I’d never received a present from a man before.

That would have required my father or husband to have actually thought about me when I wasn’t standing right there in front of them. And, well, both those men in my life were of the strong belief that you should never “spoil” your wife or children.

I’d become particularly obsessed with this little necklace he’d gotten me from a little shop. They’d had a million of them hanging in the window. Just thin black strings with a single bead hanging from them. A blue circle with a white inner circle and a little black dot.

To ward off the evil eye, he’d told me, a strange light in his eyes that I hadn’t really understood at the time. In fact, I’d convinced myself it was just joy at gifting me something that I’d been so appreciative of.

“It took a long time for me to realize that he’d thought of it as a joke of sorts. Since he was the evil in my life.
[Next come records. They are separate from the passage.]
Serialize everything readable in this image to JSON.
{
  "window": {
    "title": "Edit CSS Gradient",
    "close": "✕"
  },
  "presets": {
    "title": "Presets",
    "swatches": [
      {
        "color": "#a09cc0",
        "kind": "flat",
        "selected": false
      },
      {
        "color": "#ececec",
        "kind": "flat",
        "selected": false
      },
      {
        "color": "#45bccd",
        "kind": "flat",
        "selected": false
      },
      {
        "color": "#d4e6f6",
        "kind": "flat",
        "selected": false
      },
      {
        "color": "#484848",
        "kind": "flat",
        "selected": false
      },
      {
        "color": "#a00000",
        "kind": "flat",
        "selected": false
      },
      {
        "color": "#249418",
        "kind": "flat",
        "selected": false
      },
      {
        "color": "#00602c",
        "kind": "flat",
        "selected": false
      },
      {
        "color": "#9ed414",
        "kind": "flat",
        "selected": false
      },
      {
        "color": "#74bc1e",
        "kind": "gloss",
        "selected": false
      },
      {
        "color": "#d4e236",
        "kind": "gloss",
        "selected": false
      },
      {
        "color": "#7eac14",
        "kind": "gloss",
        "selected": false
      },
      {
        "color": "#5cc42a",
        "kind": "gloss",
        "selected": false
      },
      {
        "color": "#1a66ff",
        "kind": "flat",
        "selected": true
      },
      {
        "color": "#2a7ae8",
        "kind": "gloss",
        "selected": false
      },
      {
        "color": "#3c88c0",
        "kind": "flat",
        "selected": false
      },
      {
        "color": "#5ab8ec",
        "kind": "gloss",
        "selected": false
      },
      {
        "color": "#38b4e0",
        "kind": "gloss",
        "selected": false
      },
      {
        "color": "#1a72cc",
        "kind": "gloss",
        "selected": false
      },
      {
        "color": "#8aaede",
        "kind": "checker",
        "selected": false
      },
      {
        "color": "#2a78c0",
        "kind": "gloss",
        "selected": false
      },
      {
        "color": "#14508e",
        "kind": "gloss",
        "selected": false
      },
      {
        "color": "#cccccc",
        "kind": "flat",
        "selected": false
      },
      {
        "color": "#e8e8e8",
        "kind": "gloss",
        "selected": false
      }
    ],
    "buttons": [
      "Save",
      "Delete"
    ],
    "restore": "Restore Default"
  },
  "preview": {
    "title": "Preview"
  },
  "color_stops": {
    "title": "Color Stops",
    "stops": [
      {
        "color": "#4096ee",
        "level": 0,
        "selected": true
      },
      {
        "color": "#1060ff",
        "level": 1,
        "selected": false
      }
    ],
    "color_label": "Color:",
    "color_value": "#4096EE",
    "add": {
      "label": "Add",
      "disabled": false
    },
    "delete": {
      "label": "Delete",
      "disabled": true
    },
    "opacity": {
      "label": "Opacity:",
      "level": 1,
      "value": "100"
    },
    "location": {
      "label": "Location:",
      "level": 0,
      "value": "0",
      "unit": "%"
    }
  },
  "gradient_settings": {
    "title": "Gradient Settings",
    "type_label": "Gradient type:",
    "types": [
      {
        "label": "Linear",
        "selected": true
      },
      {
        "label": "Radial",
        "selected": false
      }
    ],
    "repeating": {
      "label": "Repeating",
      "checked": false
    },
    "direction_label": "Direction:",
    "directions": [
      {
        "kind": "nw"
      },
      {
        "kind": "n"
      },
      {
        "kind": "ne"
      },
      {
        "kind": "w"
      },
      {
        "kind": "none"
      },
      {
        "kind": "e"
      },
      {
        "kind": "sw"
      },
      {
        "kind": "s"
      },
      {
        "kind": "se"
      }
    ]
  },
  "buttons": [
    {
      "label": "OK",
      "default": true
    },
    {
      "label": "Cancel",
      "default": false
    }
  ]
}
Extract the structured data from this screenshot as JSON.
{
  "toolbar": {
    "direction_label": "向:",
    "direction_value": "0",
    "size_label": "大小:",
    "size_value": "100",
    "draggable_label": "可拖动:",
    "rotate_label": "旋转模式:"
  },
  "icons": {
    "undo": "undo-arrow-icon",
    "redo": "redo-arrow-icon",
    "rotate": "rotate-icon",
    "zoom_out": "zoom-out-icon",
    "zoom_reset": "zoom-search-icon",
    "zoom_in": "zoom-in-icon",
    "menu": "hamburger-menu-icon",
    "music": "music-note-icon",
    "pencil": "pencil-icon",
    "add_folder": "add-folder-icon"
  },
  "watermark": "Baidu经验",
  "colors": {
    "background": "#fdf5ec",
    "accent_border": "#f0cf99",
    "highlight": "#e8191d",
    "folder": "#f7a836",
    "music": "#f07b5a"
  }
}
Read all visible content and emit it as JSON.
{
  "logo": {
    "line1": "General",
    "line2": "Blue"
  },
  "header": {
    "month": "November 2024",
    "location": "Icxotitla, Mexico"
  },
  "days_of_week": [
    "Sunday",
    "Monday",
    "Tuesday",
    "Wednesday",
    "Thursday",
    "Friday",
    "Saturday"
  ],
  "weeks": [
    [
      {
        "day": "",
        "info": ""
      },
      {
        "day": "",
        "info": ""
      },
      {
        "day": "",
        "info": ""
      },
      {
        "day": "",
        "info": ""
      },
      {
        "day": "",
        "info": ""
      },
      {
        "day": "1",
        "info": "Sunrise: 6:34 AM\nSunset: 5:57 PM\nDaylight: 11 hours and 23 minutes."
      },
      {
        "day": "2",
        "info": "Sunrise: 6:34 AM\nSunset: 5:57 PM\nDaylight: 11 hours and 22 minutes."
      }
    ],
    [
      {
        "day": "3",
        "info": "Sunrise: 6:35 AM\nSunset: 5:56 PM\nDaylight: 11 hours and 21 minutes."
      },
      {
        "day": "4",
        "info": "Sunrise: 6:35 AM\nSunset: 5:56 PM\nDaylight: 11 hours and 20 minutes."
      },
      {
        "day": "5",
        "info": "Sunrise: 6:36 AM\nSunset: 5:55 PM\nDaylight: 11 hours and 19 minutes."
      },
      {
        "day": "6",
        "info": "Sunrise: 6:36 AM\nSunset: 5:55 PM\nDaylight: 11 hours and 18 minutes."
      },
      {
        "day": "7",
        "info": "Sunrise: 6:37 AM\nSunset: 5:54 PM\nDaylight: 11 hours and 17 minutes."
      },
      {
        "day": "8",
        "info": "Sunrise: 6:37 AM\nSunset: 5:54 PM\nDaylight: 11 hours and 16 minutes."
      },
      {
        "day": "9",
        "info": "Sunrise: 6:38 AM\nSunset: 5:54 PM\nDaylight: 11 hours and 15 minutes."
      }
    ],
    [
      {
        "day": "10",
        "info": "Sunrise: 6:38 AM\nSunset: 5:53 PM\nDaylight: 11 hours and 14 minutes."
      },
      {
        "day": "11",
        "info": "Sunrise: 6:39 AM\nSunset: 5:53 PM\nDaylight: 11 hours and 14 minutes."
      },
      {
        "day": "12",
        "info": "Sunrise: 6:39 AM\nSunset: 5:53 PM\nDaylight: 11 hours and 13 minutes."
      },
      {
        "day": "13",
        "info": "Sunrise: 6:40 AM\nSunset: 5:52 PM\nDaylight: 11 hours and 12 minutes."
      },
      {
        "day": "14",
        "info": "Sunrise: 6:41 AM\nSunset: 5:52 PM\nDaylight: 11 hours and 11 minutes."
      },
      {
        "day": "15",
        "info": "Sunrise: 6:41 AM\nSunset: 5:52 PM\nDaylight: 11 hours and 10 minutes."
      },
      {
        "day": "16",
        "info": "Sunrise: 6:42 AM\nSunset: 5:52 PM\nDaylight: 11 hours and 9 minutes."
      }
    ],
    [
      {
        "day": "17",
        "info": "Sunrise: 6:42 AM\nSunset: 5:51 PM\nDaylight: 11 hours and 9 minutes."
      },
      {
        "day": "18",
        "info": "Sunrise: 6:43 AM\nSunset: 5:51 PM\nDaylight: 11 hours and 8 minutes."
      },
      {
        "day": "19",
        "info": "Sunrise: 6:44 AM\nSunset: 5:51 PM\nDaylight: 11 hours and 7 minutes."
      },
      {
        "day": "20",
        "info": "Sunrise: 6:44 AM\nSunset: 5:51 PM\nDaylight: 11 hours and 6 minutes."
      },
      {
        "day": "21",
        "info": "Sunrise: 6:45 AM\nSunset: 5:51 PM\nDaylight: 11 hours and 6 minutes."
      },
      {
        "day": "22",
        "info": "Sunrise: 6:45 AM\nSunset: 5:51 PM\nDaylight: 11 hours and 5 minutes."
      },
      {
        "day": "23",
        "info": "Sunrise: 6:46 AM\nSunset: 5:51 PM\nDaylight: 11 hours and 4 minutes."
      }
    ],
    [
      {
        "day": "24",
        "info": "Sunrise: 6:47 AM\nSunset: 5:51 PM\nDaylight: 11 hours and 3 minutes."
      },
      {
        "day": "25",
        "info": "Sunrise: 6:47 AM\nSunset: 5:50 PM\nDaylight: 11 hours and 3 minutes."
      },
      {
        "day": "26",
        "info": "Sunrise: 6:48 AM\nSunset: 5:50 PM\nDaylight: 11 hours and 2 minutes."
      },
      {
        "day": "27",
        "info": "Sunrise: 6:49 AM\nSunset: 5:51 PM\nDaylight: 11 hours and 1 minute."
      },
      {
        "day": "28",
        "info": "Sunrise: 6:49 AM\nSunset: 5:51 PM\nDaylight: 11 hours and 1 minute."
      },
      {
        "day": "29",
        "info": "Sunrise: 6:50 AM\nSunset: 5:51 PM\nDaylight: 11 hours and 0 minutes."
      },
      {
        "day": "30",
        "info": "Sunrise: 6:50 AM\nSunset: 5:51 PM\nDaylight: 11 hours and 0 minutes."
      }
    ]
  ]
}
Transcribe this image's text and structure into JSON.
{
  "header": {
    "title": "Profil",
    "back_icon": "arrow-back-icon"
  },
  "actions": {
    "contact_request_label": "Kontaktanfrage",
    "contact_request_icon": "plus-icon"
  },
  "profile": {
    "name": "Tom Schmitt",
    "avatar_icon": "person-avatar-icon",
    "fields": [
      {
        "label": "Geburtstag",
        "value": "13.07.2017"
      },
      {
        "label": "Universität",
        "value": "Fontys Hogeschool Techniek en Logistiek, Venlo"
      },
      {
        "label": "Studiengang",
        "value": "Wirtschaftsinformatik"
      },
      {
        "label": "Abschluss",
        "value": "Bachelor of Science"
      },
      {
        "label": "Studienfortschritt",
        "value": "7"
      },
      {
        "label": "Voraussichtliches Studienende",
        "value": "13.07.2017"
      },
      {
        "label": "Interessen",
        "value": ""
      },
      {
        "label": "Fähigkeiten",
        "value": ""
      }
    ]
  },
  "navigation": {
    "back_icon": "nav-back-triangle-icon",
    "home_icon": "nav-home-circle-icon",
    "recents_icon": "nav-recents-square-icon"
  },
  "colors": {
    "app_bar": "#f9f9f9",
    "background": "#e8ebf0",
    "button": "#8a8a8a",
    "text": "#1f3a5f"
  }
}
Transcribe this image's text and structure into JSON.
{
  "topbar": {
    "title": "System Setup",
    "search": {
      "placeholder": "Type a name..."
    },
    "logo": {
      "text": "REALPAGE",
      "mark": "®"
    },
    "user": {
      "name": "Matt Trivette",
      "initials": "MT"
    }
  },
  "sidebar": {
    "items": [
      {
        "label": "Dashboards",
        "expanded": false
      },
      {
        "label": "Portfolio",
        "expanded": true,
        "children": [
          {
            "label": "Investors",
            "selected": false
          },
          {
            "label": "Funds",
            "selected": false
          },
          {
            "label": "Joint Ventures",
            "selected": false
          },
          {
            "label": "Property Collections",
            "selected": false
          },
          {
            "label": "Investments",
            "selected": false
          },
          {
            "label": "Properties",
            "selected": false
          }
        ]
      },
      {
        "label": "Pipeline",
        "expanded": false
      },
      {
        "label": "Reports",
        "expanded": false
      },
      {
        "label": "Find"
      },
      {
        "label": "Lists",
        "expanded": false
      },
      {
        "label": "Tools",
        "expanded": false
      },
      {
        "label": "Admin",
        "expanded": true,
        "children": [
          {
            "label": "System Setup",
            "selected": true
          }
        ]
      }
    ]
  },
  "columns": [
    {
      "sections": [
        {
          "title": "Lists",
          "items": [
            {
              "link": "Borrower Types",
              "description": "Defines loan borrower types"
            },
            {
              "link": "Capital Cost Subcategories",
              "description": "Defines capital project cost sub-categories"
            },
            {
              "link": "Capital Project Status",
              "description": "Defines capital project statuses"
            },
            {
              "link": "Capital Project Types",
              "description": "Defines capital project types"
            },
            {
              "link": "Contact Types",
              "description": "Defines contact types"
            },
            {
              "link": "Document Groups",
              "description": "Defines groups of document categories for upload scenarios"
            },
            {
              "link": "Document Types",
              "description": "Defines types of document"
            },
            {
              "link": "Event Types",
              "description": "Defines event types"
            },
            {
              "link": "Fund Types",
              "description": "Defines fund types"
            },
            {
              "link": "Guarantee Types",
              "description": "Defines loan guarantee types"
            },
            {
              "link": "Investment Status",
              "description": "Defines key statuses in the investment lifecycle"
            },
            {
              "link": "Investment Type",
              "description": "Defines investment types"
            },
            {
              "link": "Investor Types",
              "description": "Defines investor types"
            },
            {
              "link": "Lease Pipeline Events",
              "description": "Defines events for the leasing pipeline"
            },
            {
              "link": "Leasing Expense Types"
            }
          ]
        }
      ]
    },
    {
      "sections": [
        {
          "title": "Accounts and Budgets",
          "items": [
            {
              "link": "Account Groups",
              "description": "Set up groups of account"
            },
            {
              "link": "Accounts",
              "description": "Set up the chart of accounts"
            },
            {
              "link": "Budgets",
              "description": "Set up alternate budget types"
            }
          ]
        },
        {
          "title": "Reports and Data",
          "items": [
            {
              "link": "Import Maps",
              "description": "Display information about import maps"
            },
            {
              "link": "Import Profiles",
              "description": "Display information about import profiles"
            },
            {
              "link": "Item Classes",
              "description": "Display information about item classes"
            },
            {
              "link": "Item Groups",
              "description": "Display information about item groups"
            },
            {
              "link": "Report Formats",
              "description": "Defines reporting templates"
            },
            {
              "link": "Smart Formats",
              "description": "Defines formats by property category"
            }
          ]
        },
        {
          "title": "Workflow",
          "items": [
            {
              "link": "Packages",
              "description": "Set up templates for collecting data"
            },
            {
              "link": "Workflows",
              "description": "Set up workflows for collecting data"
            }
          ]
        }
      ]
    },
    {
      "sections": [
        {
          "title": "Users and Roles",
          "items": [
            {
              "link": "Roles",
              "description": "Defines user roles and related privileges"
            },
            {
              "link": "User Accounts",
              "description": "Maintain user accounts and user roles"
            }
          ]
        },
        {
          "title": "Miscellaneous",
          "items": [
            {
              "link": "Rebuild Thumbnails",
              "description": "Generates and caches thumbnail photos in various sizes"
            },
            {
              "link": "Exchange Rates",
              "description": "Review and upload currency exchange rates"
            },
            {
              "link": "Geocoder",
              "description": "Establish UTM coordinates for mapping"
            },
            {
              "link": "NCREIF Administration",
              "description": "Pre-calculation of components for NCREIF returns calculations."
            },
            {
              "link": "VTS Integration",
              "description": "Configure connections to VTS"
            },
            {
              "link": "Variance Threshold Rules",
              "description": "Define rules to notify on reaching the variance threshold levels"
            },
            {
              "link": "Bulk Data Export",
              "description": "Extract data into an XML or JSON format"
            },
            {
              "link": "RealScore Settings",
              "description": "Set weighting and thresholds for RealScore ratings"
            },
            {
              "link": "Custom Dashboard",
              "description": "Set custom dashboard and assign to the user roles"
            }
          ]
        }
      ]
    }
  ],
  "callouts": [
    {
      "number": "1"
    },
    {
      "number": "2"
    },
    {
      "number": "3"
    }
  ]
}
And no little amulet was going to keep him away from me,” I told Cary, sighing.

I didn’t tell Cary, because it was just a bit too humiliating to admit, that I would curl up on my side in bed at night and stroke the pad of my thumb over the eye while I thought about the man who’d given it to me.

“It wasn’t long before he started to lay it on thick. So many compliments. So much interest.”

“Love-bombing,” Cary cut in.

“Yeah, exactly.” I hadn’t known the word at the time, or what it meant, or that abusers almost always did it at the beginning to get you hooked, and then often after each abusive episode, to keep you with them.

But it was the perfect way to describe it.

Love-bombing.

If you had asked me then, I would have told you that I was pretty sure no man had ever been as infatuated with a woman as Raúl had been with me.

So much so that I threw all of my upbringing and personal traumas and insecurities out the window one night on a blanket under the stars and let him undress me, let him be intimate with me.

It hadn’t been like it had with my ex-husband. Yes, there was insecurity. And, yes, uncertainty. But for the first time ever, my body had warmed and grown ready. There hadn’t been pain or even discomfort. There hadn’t been any sort of fireworks, either. Raúl proved just as quick a partner as my ex had been.

Despite that, though, it had been a sort of revelation for me, despite the fact that I hadn’t experienced that so-called pleasure that they claimed a woman could feel with a man.

It didn’t matter. It hadn’t felt bad. And it had felt intense and intimate.

That had been enough for me.

I was pretty sure I fell head-over-heels for him when he rolled off to my side, curled me into him, then stroked a hand through my hair as he murmured things to me in Spanish that I only half-understood. But I knew enough to know they were sweet words, ones of praise and adoration.